De acordo com a montadora, o acidente aconteceu durante uma ‘‘operação de limpeza na área de aplicação de cera localizada junto à liberação de veículos produzidos pela fábrica, quando uma faísca de uma bomba elétrica provocou um início de incêndio’’. Os órgãos de representação de classe só tomaram conhecimento do caso ontem pela manhã, quando a Federação dos Trabalhadores Metalúrgicos do Paraná estava fazendo uma assembléia na porta da Chrysler.
Os funcionários da montadora disseram aos membros da federação que o acidente pode ter ocorrido porque muitos funcionários estão tendo que realizar atividades das quais não têm domínio. Nuncio Mannala, diretor de saúde do Sindicato dos Metalúrgicos do Paraná, diz que não há provas sobre isso. ‘‘Mas é difícil que as 250 pesssoas estivessem mentindo.’’ A empresa nega essa versão. ‘‘Os colaboradores da fábrica são multifuncionais.
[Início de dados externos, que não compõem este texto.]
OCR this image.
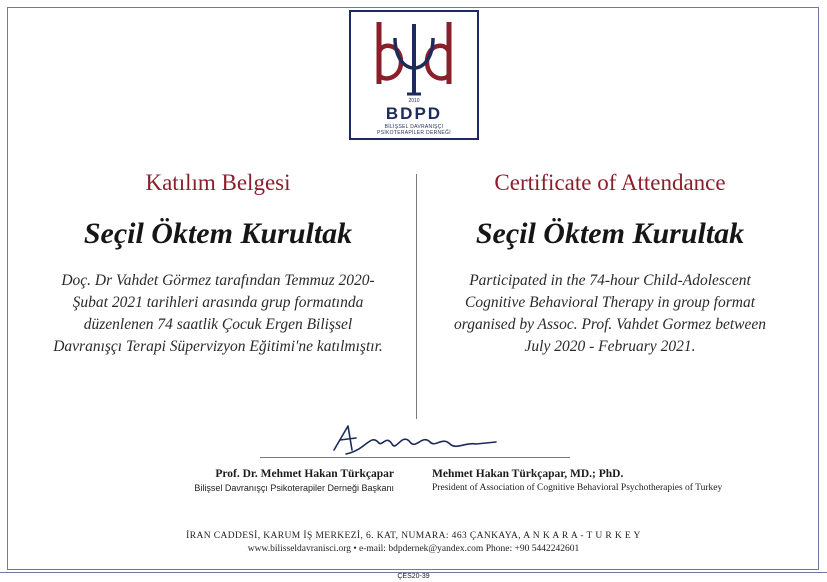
2010
BDPD
BİLİŞSEL DAVRANIŞÇI
PSİKOTERAPİLER DERNEĞİ
Katılım Belgesi
Seçil Öktem Kurultak
Doç. Dr Vahdet Görmez tarafından Temmuz 2020-Şubat 2021 tarihleri arasında grup formatında düzenlenen 74 saatlik Çocuk Ergen Bilişsel Davranışçı Terapi Süpervizyon Eğitimi'ne katılmıştır.
Certificate of Attendance
Seçil Öktem Kurultak
Participated in the 74-hour Child-Adolescent Cognitive Behavioral Therapy in group format organised by Assoc. Prof. Vahdet Gormez between July 2020 - February 2021.
Prof. Dr. Mehmet Hakan Türkçapar
Bilişsel Davranışçı Psikoterapiler Derneği Başkanı
Mehmet Hakan Türkçapar, MD.; PhD.
President of Association of Cognitive Behavioral Psychotherapies of Turkey
İRAN CADDESİ, KARUM İŞ MERKEZİ, 6. KAT, NUMARA: 463 ÇANKAYA, A N K A R A - T U R K E Y
www.bilisseldavranisci.org • e-mail: bdpdernek@yandex.com Phone: +90 5442242601
ÇES20-39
Para não realizarem uma função rotineira, eles são treinados para realizar várias tarefas’’, declarou a assessoria de imprensa da fábrica.
Mannala disse que os trabalhadores da Chrysler votaram por entrar em greve ontem, em solidariedade aos colegas feridos. ‘‘Mas nós orientamos que a melhor coisa era entrar na Justiça.’’
Adriano Borges Sampaio, um dos funcionários feridos, está internado no Hospital São Lucas, em Campo Largo, com 45% do corpo com queimaduras de terceiro grau. O hospital não quis dar informações sobre o caso, mas um funcionário informou que o paciente estava em situação estável. O outro trabalhador ferido, Nilton Carlos Lopes, internado com queimaduras de segundo grau no Hospital Evangélico, em Curitiba, também apresenta o quadro de saúde estável.